El Estrés Postraumático no fue considerado una enfermedad mental hasta hace relativamente poco, precisamente porque no se encontraba un modelo científico que justificase la existencia de un estado prolongado de activación en el cuerpo, incluso cuando el peligro ya había pasado.
Parece mentira que un trastorno tan inhabilitante como el TEPT no fuese identificado como tal sino hasta evidenciar las consecuencias de la guerra de Corea o la de Vietnam. Los descubrimientos más recientes apuntan a que, indistintamente de la experiencia traumática —guerra, campos de concentración, abusos o accidentes—, la mayoría de las personas con TEPT muestran niveles bajos de cortisol.

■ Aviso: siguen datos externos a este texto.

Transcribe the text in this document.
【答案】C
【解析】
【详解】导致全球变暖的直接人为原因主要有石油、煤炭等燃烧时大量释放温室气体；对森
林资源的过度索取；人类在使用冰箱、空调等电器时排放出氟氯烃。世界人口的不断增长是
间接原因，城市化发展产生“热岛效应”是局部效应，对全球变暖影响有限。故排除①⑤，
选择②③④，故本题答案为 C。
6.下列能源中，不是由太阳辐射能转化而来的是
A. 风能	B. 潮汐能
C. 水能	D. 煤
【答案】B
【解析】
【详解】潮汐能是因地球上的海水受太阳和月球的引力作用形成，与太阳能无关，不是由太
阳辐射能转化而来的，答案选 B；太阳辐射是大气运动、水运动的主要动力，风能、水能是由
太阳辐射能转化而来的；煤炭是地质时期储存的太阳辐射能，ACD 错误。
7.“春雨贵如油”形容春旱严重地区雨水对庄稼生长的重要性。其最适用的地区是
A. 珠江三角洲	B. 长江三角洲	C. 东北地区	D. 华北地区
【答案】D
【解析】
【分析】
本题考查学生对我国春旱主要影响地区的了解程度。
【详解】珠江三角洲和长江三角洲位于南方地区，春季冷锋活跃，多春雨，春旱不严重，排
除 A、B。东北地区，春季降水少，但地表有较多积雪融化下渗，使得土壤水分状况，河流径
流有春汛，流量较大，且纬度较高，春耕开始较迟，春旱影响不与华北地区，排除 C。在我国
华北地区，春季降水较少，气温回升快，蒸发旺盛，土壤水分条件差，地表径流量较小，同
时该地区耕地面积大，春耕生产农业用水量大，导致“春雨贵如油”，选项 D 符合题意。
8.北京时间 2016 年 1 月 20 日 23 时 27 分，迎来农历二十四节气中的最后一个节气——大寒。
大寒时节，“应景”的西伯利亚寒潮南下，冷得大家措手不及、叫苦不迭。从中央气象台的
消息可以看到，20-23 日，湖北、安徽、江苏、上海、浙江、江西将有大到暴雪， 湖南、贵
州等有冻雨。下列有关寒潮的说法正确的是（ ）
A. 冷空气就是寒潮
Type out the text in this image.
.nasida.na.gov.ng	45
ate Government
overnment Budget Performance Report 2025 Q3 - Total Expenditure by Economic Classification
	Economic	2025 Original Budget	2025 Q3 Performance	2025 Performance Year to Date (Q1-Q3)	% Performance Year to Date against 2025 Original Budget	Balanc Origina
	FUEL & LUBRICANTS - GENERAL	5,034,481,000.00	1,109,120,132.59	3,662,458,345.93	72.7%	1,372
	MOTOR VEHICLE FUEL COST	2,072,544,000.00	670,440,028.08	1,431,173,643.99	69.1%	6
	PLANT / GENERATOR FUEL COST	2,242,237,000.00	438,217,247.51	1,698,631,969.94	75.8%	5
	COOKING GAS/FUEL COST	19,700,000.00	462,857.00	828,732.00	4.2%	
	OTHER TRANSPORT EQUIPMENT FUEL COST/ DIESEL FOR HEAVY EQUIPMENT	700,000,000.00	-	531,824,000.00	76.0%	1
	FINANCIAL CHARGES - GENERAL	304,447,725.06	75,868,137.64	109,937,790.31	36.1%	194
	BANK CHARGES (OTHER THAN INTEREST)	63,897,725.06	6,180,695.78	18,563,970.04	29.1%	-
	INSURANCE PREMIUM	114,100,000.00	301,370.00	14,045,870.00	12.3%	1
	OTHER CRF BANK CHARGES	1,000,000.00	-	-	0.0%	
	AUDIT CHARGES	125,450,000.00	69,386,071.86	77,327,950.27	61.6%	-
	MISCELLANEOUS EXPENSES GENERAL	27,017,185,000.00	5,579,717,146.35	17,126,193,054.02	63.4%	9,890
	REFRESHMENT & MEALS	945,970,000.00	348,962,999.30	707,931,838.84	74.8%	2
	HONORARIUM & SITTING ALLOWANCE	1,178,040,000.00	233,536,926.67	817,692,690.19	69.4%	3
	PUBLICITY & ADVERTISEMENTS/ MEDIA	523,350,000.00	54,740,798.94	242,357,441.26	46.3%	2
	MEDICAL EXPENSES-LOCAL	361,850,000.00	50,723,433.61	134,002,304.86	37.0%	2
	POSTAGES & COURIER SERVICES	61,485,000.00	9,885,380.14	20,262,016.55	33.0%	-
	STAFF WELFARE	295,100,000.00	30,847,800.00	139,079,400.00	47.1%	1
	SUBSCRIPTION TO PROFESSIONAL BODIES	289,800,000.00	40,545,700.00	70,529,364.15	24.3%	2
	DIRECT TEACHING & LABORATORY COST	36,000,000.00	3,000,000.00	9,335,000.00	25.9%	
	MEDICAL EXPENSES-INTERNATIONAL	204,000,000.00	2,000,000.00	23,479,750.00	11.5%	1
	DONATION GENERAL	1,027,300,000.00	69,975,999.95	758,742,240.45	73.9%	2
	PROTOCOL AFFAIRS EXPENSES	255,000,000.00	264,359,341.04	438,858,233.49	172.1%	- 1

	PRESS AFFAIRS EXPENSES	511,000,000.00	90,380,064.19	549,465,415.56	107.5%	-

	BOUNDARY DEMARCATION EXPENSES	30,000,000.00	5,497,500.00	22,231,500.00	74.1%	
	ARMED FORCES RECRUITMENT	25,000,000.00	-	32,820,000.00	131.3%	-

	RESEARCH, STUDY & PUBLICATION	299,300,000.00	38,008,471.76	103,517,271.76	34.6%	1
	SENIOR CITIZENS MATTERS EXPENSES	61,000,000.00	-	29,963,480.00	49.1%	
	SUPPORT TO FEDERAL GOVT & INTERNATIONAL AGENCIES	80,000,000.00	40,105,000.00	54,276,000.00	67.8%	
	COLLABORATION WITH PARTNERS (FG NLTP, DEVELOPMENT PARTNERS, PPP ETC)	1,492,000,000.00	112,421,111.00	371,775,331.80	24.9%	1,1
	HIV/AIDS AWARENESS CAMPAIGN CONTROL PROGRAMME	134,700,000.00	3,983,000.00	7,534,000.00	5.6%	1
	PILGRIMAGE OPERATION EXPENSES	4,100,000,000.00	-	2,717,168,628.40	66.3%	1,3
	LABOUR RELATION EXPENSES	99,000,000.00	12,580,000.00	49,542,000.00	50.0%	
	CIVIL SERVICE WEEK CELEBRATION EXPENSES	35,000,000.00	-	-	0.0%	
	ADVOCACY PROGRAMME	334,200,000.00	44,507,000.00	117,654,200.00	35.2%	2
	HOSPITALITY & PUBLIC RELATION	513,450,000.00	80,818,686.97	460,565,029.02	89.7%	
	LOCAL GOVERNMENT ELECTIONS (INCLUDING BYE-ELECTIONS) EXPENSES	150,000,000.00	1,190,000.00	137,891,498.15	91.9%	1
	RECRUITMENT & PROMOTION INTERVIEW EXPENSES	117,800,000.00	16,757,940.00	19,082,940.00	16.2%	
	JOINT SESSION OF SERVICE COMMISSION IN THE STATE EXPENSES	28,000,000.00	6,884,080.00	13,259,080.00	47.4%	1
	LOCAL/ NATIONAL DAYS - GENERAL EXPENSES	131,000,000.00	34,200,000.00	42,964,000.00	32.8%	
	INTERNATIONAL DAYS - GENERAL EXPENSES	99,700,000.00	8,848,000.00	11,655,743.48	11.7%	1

A medida que pasa el tiempo se conocerán más cosas sobre el TEPT y sobre cómo se puede intervenir para aliviarlo.
Muchos psicólogos creían que incluir el TEPT en el DSM-III era un decisión motivada, casi exclusivamente, por intereses políticos. Sin embargo, ahora conocemos que el TEPT es un trastorno muy inhabilitante y que el TEPT y el bajo cortisol van acompañados. Por ejemplo, casi la mitad de los descendientes de sobrevivientes del Holocausto con TEPT muestran niveles bajos de cortisol.
La interpretación dominante es que el bajo nivel de cortisol predispone biológicamente a sufrir de TEPT. Se sabe, por ejemplo, que los veteranos de Vietnam que tenían más probabilidades de sufrir un TEPT eran aquellos que, en su niñez, habían experimentado abusos. En un estudio con personas que habían sido violadas o habían experimentado un accidente automovilístico se encontró que aquellas víctimas con niveles de cortisol más bajo, desarrollaban el TEPT más frecuentemente que las víctimas con niveles de cortisol estables.
Pero, ¿cuál es el mecanismo que conecta la exposición al trauma con bajo cortisol y con un potencial TEPT? Se ha encontrado que los veteranos de Vietnam con TEPT tienen un número mayor de receptores de glucocorticoides. Estos son proteínas a los que el cortisol se adhieren para producir los cambios corporales propios de una respuesta de estrés. Esta abundancia de receptores de glucocorticoides explica tanto el bajo nivel de cortisol —los receptores son los que lo captan— y la respuesta elevada de estrés.
Como hemos dicho ya en otra entrada, los cambios experimentados por una experiencia traumática pueden manifestar en generaciones posteriores. En un estudio con ratas se encontró que una respuesta emocional negativa —miedo— condicionada a un estímulo neutro —el olor del cerezo— por un estímulo negativo —descarga eléctrica suave—, produjo la misma respuesta emocional negativa en dos generaciones de ratas. La experiencia traumática había provocado cambios en la fisiología neuronal pero también en el esperma. Estos modelos animales, si bien no son iguales a los humanos, dan una idea de cómo podrían funcionar los nuestros.
En una nota más positiva, los investigadores encontraron que luego de una intervención para eliminar el condicionamiento establecido, las futuras generaciones no mostraban los efectos negativos que habían mostrado cuando sus padres o abuelos habían sido condicionados a tener miedo a un olor inocuo. Esto se ha observado también en personas que han acudido a terapia.
Estos cambios epigenéticos pueden representar los intentos del cuerpo para preparar a las futuras generaciones a desafíos similares a los que encontraron sus padres. Depende entonces de si el ambiente de las nuevas generaciones confirma el mismo patrón de estímulos negativos que existió en las generaciones pasadas.